Multiple resources can be requested in a GET with filter parameter. Would it be inappropriate to support DELETE on a filtered collection in order to support deleting multiple resources in the same collection concurrently?
The short answer is, the spec doesn’t have an opinion on this.
Longer version - From the specification point of view the answer you would get is to create an extension to the standard, and then if widely adopted this could become the standard. The caveat to this being… they still haven’t finalized the extension mechanism after deprecating the previous one, so how to do it the ‘right’ way is somewhat of a open ended question.
From a discussion perspective, I can see the potential benefits to supporting the filter operation on a DELETE to the resource root.
I would support this type of extension, but while GETs are fairly low-risk with ambiguity there are certain questions I would like clarified since DELETEs (or even PATCHs or PUTs, for say, marking 11 emails as “read”) are generally destructive.
First, it isn’t clear to me how to handle a
GET /comments?filter[post]=1,2 where the post with id 1 has been deleted or is not available to the individual requesting it (either unauthorized or forbidden). Should the whole GET result in a 400 level error? Should the request return only what it is able to and silently ignore the rest? Should the response do something more complex like assign 200s in the response body for the requested resources that are available and assign 400 level to those that are not?
It seems like a hairy issue. Generally speaking I default to 400-ing the entire requests, but some cases that isn’t pragmatic.
Now with a GET it isn’t as dangerous as a DELETE. For example, say there is an API for an accounting system and in order to support deletion of an expense that was incorrectly invoiced to a client a client issues a
DELETE /transactions?filter[expense]=5&filter[invoice]=7 if the client only has permissions to delete the expense / transaction associated with the expense (since they filed it) but not the invoice or the transaction associated with the invoice, then what should happen?
I’d argue that in with DELETE the only thing that should be considered safe is ignoring the deletion of something that has already been deleted, otherwise the whole request should be rejected.
I just went through a post in here which discusses the concept of a bulk transaction.
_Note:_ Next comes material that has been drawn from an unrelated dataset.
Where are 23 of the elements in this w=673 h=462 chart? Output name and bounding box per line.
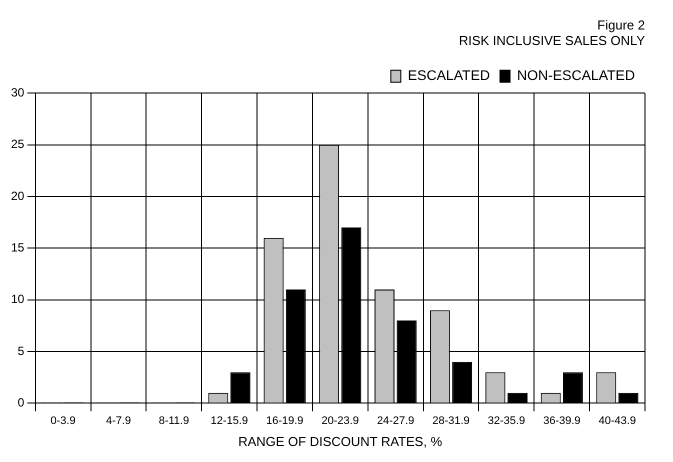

Upon further thought and time to contemplate, I think a specification filter strategy for this type of destructive action is probably ill advised. My initial thoughts were to say no, but I was able to see how this would be beneficial, but considering zachaysan’s comments regarding the failure states I can’t get behind this as a specification.
I think the appropriate way to accomplish this is a transaction resource which can take 1 or more operations, which contain 0 or more payloads and can fail or succeed on their own or as a transaction.